コントロールームの片隅で、私は蹲ったまま、動けなかった。

床の冷たい感触だけが、ここが現実であることを嫌というほど私に伝えてくる。

涙は、とっくに枯れ果てていた。後に残ったのは燃えカスのような、空っぽの感情と頭の芯がじんじんと痺れるような、鈍い痛みだけだった。


「眠夢ちゃん、大丈夫……?」


心配そうに私の顔を覗き込んできたのは宮野さんだった。

その完璧に整えられた顔には普段の明るい笑顔はなく、心からの気遣いの色が浮かんでいる。

私は彼女にうまく言葉を返すことができなかった。

大丈夫じゃない。全然、大丈夫じゃない。

私の心は、今、バラバラに砕けてしまっている。


「……これ、どうぞ」


不意に目の前に湯気の立つマグカップがすっと差し出された。

見上げると、そこに立っていたのは蛇田さんだった。

彼は相変わらずの無表情で私から視線を少し逸らしながら、ぶっきらぼうに言った。

「……カモミールティーだ。落ち着く」


そのあまりにも不器用な優しさに枯れたはずの涙腺がまた、じわりと熱くなった。

私は震える手でそのマグカップを受け取った。

「……ありがとう、ございます」

か細い声でそう言うのが精一杯だった。


コントロールームには気まずい沈黙が流れていた。

私のせいで職場の空気を最悪なものにしてしまっている。

その罪悪感がさらに私の心を重くした。


ママはそんな私を一瞥すると、ふぅ、と長い煙を吐き出し何も言わずに自分の執務室へと消えていった。

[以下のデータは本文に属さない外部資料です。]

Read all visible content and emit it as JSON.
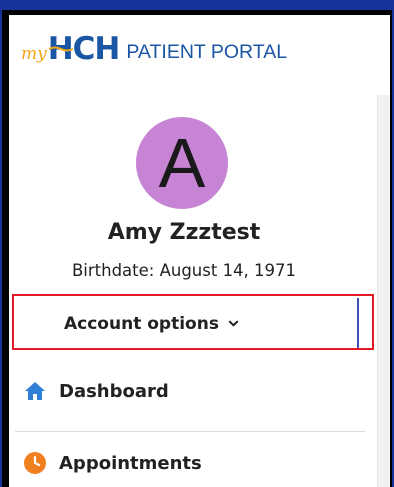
{
  "brand": {
    "my": "my",
    "hch": "HCH",
    "portal": "PATIENT PORTAL"
  },
  "user": {
    "avatar_initial": "A",
    "name": "Amy Zzztest",
    "birthdate": "Birthdate: August 14, 1971"
  },
  "account_options": {
    "label": "Account options",
    "icon": "chevron-down-icon"
  },
  "nav": [
    {
      "label": "Dashboard",
      "icon": "home-icon"
    },
    {
      "label": "Appointments",
      "icon": "clock-icon"
    }
  ],
  "colors": {
    "outer_frame": "#15339a",
    "brand_blue": "#1b56a5",
    "brand_gold": "#f2a615",
    "avatar_bg": "#c784d4",
    "highlight_red": "#e01b24",
    "home_icon": "#2f7fd6",
    "clock_icon": "#f07f1f"
  }
}
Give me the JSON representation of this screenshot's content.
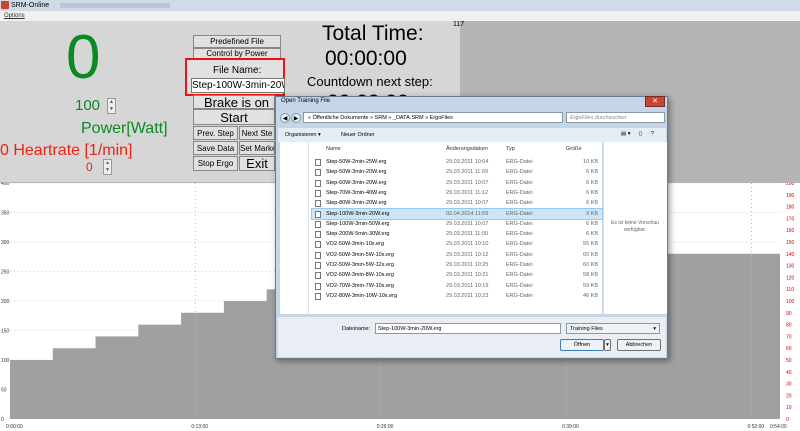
{
  "window": {
    "title": "SRM-Online"
  },
  "menu": {
    "options": "Options"
  },
  "display": {
    "power_value": "0",
    "power_setpoint": "100",
    "power_label": "Power[Watt]",
    "heartrate_label": "0 Heartrate [1/min]",
    "heartrate_value": "0"
  },
  "buttons": {
    "predefined": "Predefined File",
    "control": "Control by Power",
    "file_name_label": "File Name:",
    "file_name_value": "Step-100W-3min-20W",
    "brake": "Brake is on",
    "start": "Start",
    "prev_step": "Prev. Step",
    "next_step": "Next Ste",
    "save_data": "Save Data",
    "set_marker": "Set Marke",
    "stop_ergo": "Stop Ergo",
    "exit": "Exit"
  },
  "timer": {
    "total_label": "Total Time:",
    "total_value": "00:00:00",
    "countdown_label": "Countdown next step:",
    "countdown_value": "00:03:00",
    "counter": "117"
  },
  "chart_data": {
    "type": "area",
    "x_ticks": [
      "0:00:00",
      "0:13:00",
      "0:26:00",
      "0:39:00",
      "0:52:00",
      "0:54:00"
    ],
    "y_left_ticks": [
      "0",
      "50",
      "100",
      "150",
      "200",
      "250",
      "300",
      "350",
      "400"
    ],
    "y_right_ticks": [
      "0",
      "10",
      "20",
      "30",
      "40",
      "50",
      "60",
      "70",
      "80",
      "90",
      "100",
      "110",
      "120",
      "130",
      "140",
      "150",
      "160",
      "170",
      "180",
      "190",
      "200"
    ],
    "ylim_left": [
      0,
      400
    ],
    "ylim_right": [
      0,
      200
    ],
    "xlim_minutes": [
      0,
      54
    ],
    "series": [
      {
        "x_minutes": [
          0,
          3,
          3,
          6,
          6,
          9,
          9,
          12,
          12,
          15,
          15,
          18,
          18,
          21,
          21,
          24,
          24,
          27,
          27,
          54
        ],
        "values": [
          100,
          100,
          120,
          120,
          140,
          140,
          160,
          160,
          180,
          180,
          200,
          200,
          220,
          220,
          240,
          240,
          260,
          260,
          280,
          280
        ]
      }
    ]
  },
  "dialog": {
    "title": "Open Training File",
    "address": "« Öffentliche Dokumente » SRM » _DATA.SRM » ErgoFiles",
    "search_placeholder": "ErgoFiles durchsuchen",
    "organize": "Organisieren ▾",
    "new_folder": "Neuer Ordner",
    "columns": {
      "name": "Name",
      "date": "Änderungsdatum",
      "type": "Typ",
      "size": "Größe"
    },
    "files": [
      {
        "name": "Step-50W-2min-25W.erg",
        "date": "29.03.2011 10:04",
        "type": "ERG-Datei",
        "size": "10 KB"
      },
      {
        "name": "Step-50W-3min-20W.erg",
        "date": "29.03.2011 11:09",
        "type": "ERG-Datei",
        "size": "6 KB"
      },
      {
        "name": "Step-60W-3min-20W.erg",
        "date": "29.03.2011 10:07",
        "type": "ERG-Datei",
        "size": "6 KB"
      },
      {
        "name": "Step-70W-3min-40W.erg",
        "date": "29.03.2011 11:12",
        "type": "ERG-Datei",
        "size": "6 KB"
      },
      {
        "name": "Step-80W-3min-20W.erg",
        "date": "29.03.2011 10:07",
        "type": "ERG-Datei",
        "size": "6 KB"
      },
      {
        "name": "Step-100W-3min-20W.erg",
        "date": "02.04.2014 11:09",
        "type": "ERG-Datei",
        "size": "9 KB"
      },
      {
        "name": "Step-100W-3min-50W.erg",
        "date": "29.03.2011 10:07",
        "type": "ERG-Datei",
        "size": "6 KB"
      },
      {
        "name": "Step-200W-5min-30W.erg",
        "date": "29.03.2011 11:00",
        "type": "ERG-Datei",
        "size": "6 KB"
      },
      {
        "name": "VO2-50W-3min-10s.erg",
        "date": "29.03.2011 10:10",
        "type": "ERG-Datei",
        "size": "55 KB"
      },
      {
        "name": "VO2-50W-3min-5W-10s.erg",
        "date": "29.03.2011 10:12",
        "type": "ERG-Datei",
        "size": "60 KB"
      },
      {
        "name": "VO2-50W-3min-5W-12s.erg",
        "date": "29.03.2011 10:25",
        "type": "ERG-Datei",
        "size": "60 KB"
      },
      {
        "name": "VO2-60W-3min-8W-10s.erg",
        "date": "29.03.2011 10:21",
        "type": "ERG-Datei",
        "size": "58 KB"
      },
      {
        "name": "VO2-70W-3min-7W-10s.erg",
        "date": "29.03.2011 10:19",
        "type": "ERG-Datei",
        "size": "59 KB"
      },
      {
        "name": "VO2-80W-3min-10W-10s.erg",
        "date": "29.03.2011 10:23",
        "type": "ERG-Datei",
        "size": "46 KB"
      }
    ],
    "selected_index": 5,
    "preview_text": "Es ist keine Vorschau verfügbar.",
    "filename_label": "Dateiname:",
    "filename_value": "Step-100W-3min-20W.erg",
    "filetype": "Training Files",
    "open": "Öffnen",
    "cancel": "Abbrechen"
  }
}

その背中は私を責めているようでもあり、あるいはただ無関心なようにも見えた。


結局、その日の午後の業務を私はほとんどこなすことができなかった。

宮野さんが私の分の仕事も黙って肩代わりしてくれた。

ただ時間が過ぎるのを死んだように待つ。

時計の針が定時の18時を指した時、私は逃げるように職場を飛び出した。


「お疲れ様」という誰かの声が背中に聞こえた気がしたけれど、振り返る余裕はなかった。


向かったのは会社の屋上だった。

関係者以外立ち入り禁止の古びた扉を開けると、ひやりとした夜風が火照った私の頬を撫でた。

金網のフェンスの向こうには宝石箱をひっくり返したような都会の夜景が広がっている。

数週間前、就活に惨敗して公園でやけ酒を飲んでいた夜とは比べ物にならないくらい、美しい景色。


なのに私の心は、あの夜よりもずっとずっと暗く冷え切っていた。


フェンスに寄りかかり眼下の光の海を見下ろす。

あの光の一つ一つの下に人々の暮らしがある。

笑い合い、愛し合い、時には傷つけ合う無数の人生。

私はそんな他人の人生のほんの些細な、しかし、最もデリケートな部分を切り取って覗き見る仕事をしている。


『お見事だったわね、眠夢』

『すごかったよ、眠夢ちゃん!』


ママと宮野さんの賞賛の声が耳に蘇る。

私は褒められたのだ。

人の嘘を暴き、欺瞞を白日の下に晒したその手腕を。


でも、それは本当に誇れることなのだろうか。

あの時、私は確かに興奮していた。

相手の心の綻びを見つけそこを執拗に突き、追い詰めていく過程に一種の倒錯した快感を覚えていた。

自分の嫌な部分。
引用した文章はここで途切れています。